I had email just now, with the subject line "Weeeeee!", from someone I have, by choice, not spoken to in quite some time, and who no longer lives in New York.

With an attachment. Right, sure. This person, whatever zir other sins, was and presumably still is moderately clueful about computers (if not about how to discuss them with people).

I was completely unsurprised to see that the attachment was labeled "Norton AntiVirus Deleted." Needless to say, I did not open it.

The distant sadness is that I was relieved, rather than annoyed, that this was a virus that had both of our addresses in its address book, rather than an actual (and presumably cheerful) message from the person in question.

From: [identity profile] moominmuppet.livejournal.com


The distant sadness is that I was relieved, rather than annoyed, that this was a virus that had both of our addresses in its address book, rather than an actual (and presumably cheerful) message from the person in question.

There are a few people about whom I'd feel similarly.

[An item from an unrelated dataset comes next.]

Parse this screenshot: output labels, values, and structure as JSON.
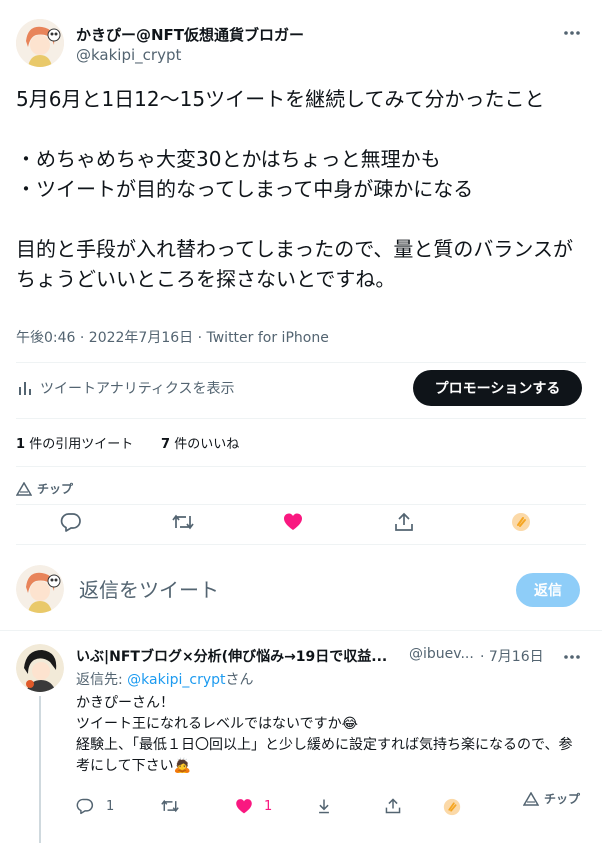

From: [identity profile] kightp.livejournal.com


Heh.

I recently informed most of my correspondents that, due to increasing virus hassles, I'm filtering *all* e-mail with attachments straight into the bit bucket.

This has caused a handful of people to stop writing to me at all because they can't figure out how to configure their mail software to send anything *but* attachments.

If I were a kinder person, I probably would have tried to walk them through the process.

From: [identity profile] purpletigron.livejournal.com


I have the same problem - I don't know all the mail software which comes with defaults to send all messages as wacky-format attachments, and my correspondants can't work it out for themselves :-(

From: [identity profile] bibliotrope.livejournal.com


I just received one of those "Weeeeee!" e-mails -- from myself! Or, rather, allegedly from my home e-mail address to my work address. I know that neither I nor my computer is the culprit, though, since (a) I update my Norton frequently and (b) it was "sent" at a time when my home computer wasn't even on!

From: [identity profile] zsero.livejournal.com


Viruses are never sent from the address in the From: header. When you get a virus, the From: header contains the one address in the universe that you know it isn't from. Which is why software that automatically sends a message to that address, falsely informing the recipient that their computer has been infected, is so annoying.

From: [identity profile] acrobatty.livejournal.com


It must be virus season. I got two mystery-mailings w/ attachments AND an offer to help a prisoner in Niger recover his money this week.